Workers get longer holidays with collective bargaining

Workers who benefit from collective bargaining enjoy up to two weeks extra paid holiday per year, an analysis of EU data for the ETUC has found as millions prepare to return to work after the summer break.



Ten more days holiday on top of the legal minimum is enjoyed by German and Croatian workers whose working conditions are set through negotiations by trade unions and employers. 



Workers with collectively negotiated contracts also benefit from an additional week off in a further seven European countries: Denmark, France, the Netherlands, Czechia, Finland, Italy and the UK.

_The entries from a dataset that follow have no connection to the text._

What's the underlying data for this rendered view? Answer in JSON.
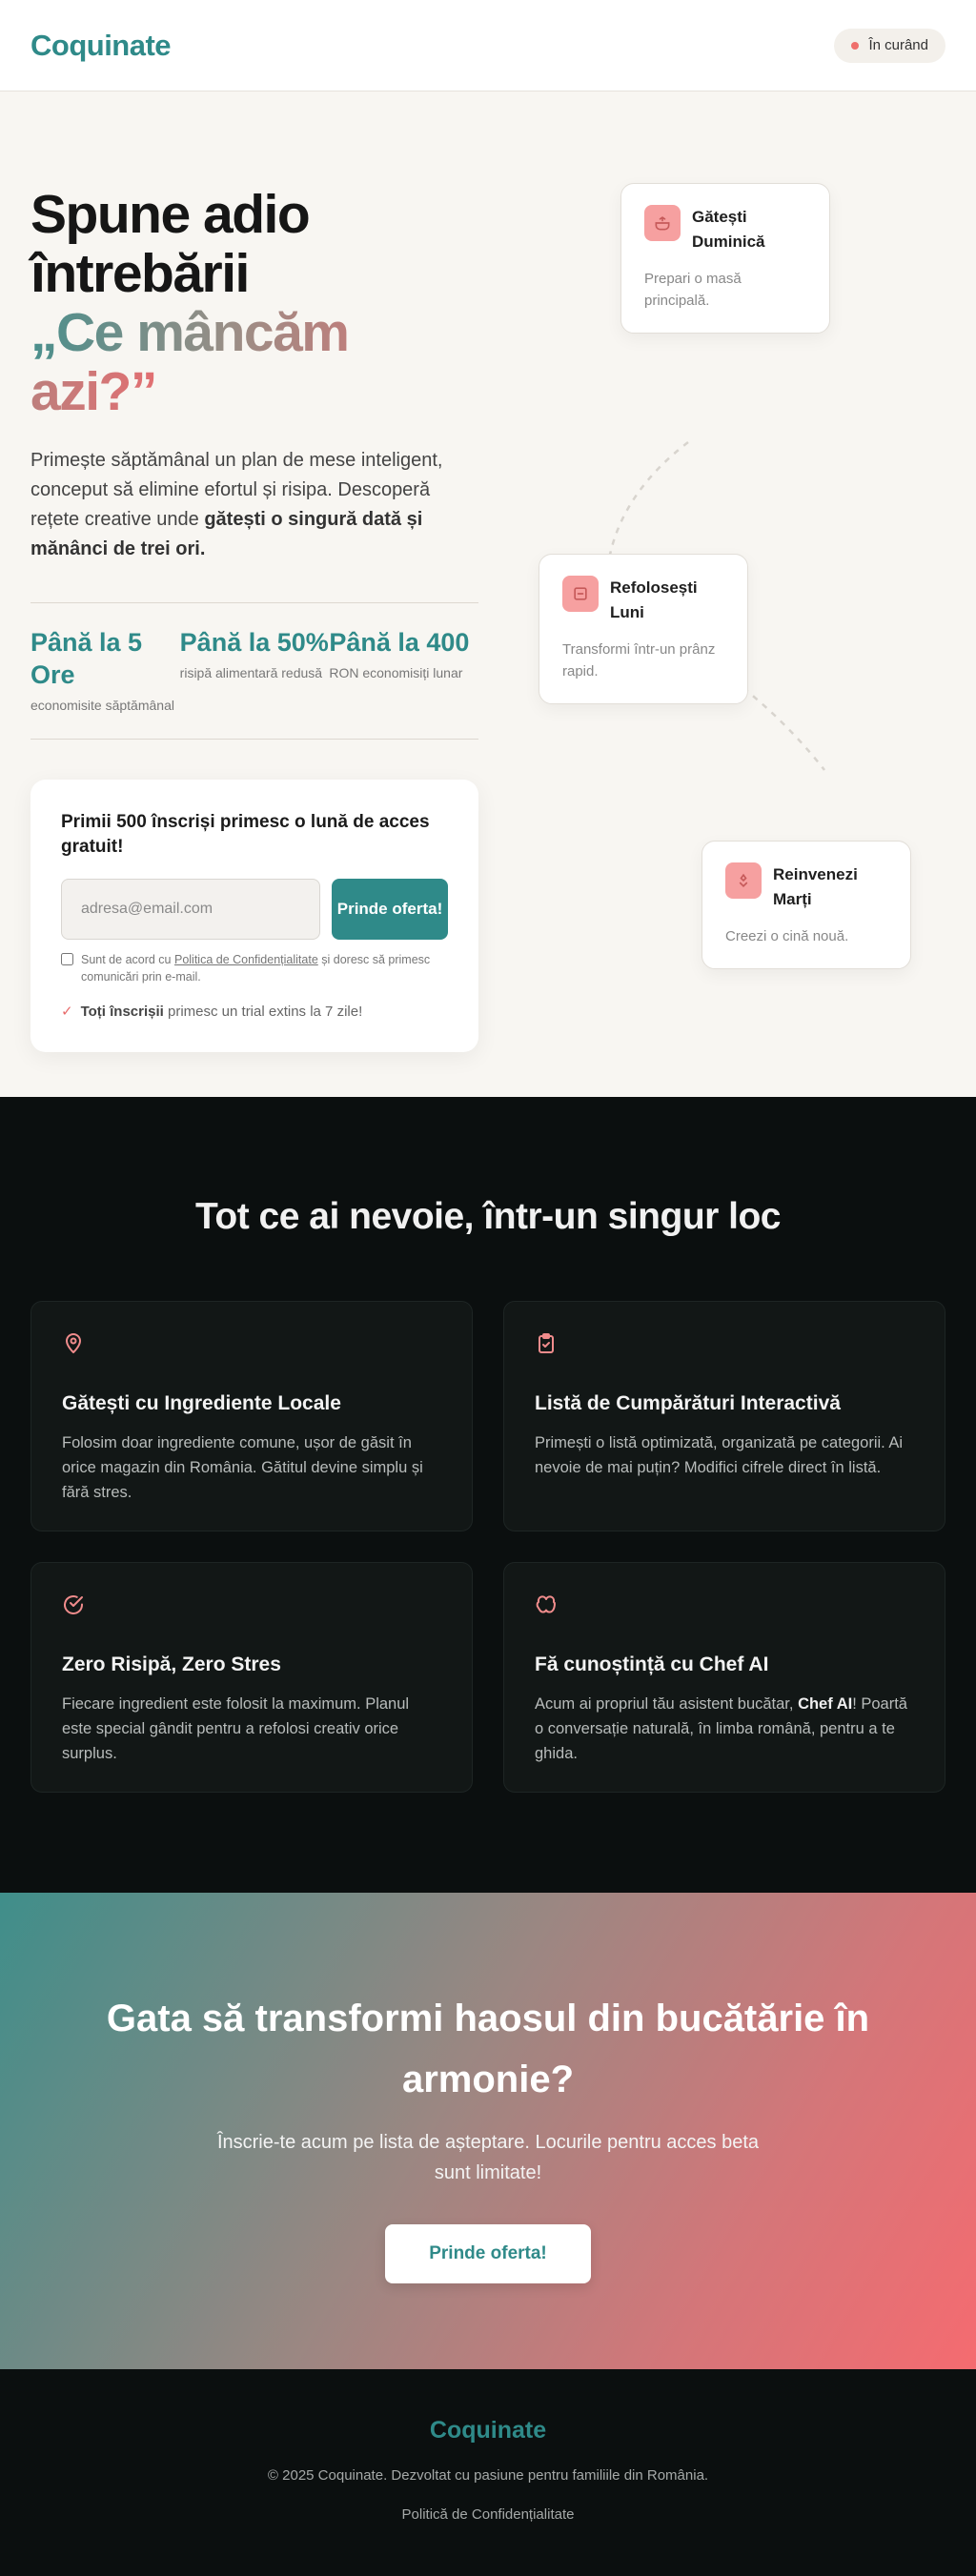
{
  "header": {
    "logo": "Coquinate",
    "badge": "În curând"
  },
  "hero": {
    "title_line1": "Spune adio",
    "title_line2": "întrebării",
    "title_accent": "„Ce mâncăm azi?”",
    "desc_plain": "Primește săptămânal un plan de mese inteligent, conceput să elimine efortul și risipa. Descoperă rețete creative unde ",
    "desc_bold": "gătești o singură dată și mănânci de trei ori.",
    "stats": [
      {
        "value": "Până la 5 Ore",
        "label": "economisite săptămânal"
      },
      {
        "value": "Până la 50%",
        "label": "risipă alimentară redusă"
      },
      {
        "value": "Până la 400",
        "label": "RON economisiți lunar"
      }
    ],
    "signup": {
      "title": "Primii 500 înscriși primesc o lună de acces gratuit!",
      "email_placeholder": "adresa@email.com",
      "button": "Prinde oferta!",
      "consent_pre": "Sunt de acord cu ",
      "consent_link": "Politica de Confidențialitate",
      "consent_post": " și doresc să primesc comunicări prin e-mail.",
      "trial_bold": "Toți înscrișii",
      "trial_rest": " primesc un trial extins la 7 zile!"
    },
    "cards": [
      {
        "title": "Gătești Duminică",
        "desc": "Prepari o masă principală.",
        "icon": "cooking-pot-icon"
      },
      {
        "title": "Refolosești Luni",
        "desc": "Transformi într-un prânz rapid.",
        "icon": "container-icon"
      },
      {
        "title": "Reinvenezi Marți",
        "desc": "Creezi o cină nouă.",
        "icon": "sparkle-icon"
      }
    ]
  },
  "features": {
    "title": "Tot ce ai nevoie, într-un singur loc",
    "items": [
      {
        "title": "Gătești cu Ingrediente Locale",
        "desc": "Folosim doar ingrediente comune, ușor de găsit în orice magazin din România. Gătitul devine simplu și fără stres.",
        "icon": "map-pin-icon"
      },
      {
        "title": "Listă de Cumpărături Interactivă",
        "desc": "Primești o listă optimizată, organizată pe categorii. Ai nevoie de mai puțin? Modifici cifrele direct în listă.",
        "icon": "clipboard-check-icon"
      },
      {
        "title": "Zero Risipă, Zero Stres",
        "desc": "Fiecare ingredient este folosit la maximum. Planul este special gândit pentru a refolosi creativ orice surplus.",
        "icon": "check-circle-icon"
      },
      {
        "title": "Fă cunoștință cu Chef AI",
        "desc_pre": "Acum ai propriul tău asistent bucătar, ",
        "desc_bold": "Chef AI",
        "desc_post": "! Poartă o conversație naturală, în limba română, pentru a te ghida.",
        "icon": "brain-icon"
      }
    ]
  },
  "cta": {
    "title": "Gata să transformi haosul din bucătărie în armonie?",
    "desc": "Înscrie-te acum pe lista de așteptare. Locurile pentru acces beta sunt limitate!",
    "button": "Prinde oferta!"
  },
  "footer": {
    "logo": "Coquinate",
    "copyright": "© 2025 Coquinate. Dezvoltat cu pasiune pentru familiile din România.",
    "privacy_link": "Politică de Confidențialitate"
  },
  "colors": {
    "brand": "#2f8a89",
    "accent": "#ef6f6c",
    "dark_bg": "#0b0f0f",
    "hero_bg": "#f8f6f2"
  }
}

Across Europe, there’s a collective bargaining holiday bonus of 3 days, with those covered by agreements receiving 24.5 days compared to 21.5 days for all workers.



Trade unions are calling on the EU to ensure that all workers benefit from collective bargaining, which not only means more holidays but also fairer pay – the ETUC revealed earlier this month how millions of Europeans couldn’t afford a one week summer holiday because of low pay level.



The 13 countries with a national/industry level collective bargaining holiday bonus

 

Country Legal Leave Collective bargaining holiday bonus
Cyprus 20 1
Norway 21 4
Ireland 20 4
Slovakia 20 4,5
Denmark 25 5
France 25 5
Czechia 20 5
Finland 20 5
Italy 20 5
UK 20 5
Netherlands 20 5,6
Germany 20 10
Croatia 20 10

However, the number of workers benefiting from collective bargaining has fallen in 22 EU member states since 2000 as a result of austerity reforms designed to make employment less secure.

European Commission President Ursula von der Leyen has promised to “strengthen collective agreements” as part of the draft EU directive on wages, which requires all member states with less than 70% of workers covered by collective bargaining to create a national action plan on the issue.



The European Parliament will consider the draft directive after summer and the ETUC is working with MEPs on amendments needed to ensure that:

  • Employers can’t replace trade unions with fake ‘workers representatives’ in collective bargaining negotiations

     
  • Only companies which respect the right to collective bargaining can access public funding

     
  • The right to collective bargaining is respected for all workers, including non-standard workers and the self-employed

ETUC Deputy General Secretary Esther Lynch said:



“Millions of workers were able to spend more time with their families this summer thanks to collective agreements which consistently deliver more paid holiday as well as fairer wages and job security.



“But too many workers have had to cut their summer break short because they are still excluded from the benefits of collective bargaining as a result of austerity policies and union-busting tactics.



“The EU can go further to ensure all workers enjoy their right to collective bargaining by cutting off public funding to employers which refuse to negotiate with trade unions. 



“Trade unions, which first won the right to paid holiday, are the only legitimate representative of workers in collective bargaining with employers and that should be recognised in EU law so that rogue bosses can’t set up fake works councils that give the impression of negotiations without delivering real benefits.”




Notes



The figures are based on analysis of Eurofound data for the ETUC by UNI Europa researcher and University of Gent guest professor Stan De Spiegelaere and concern national/industry level agreements. Many more workers benefit from company level agreements.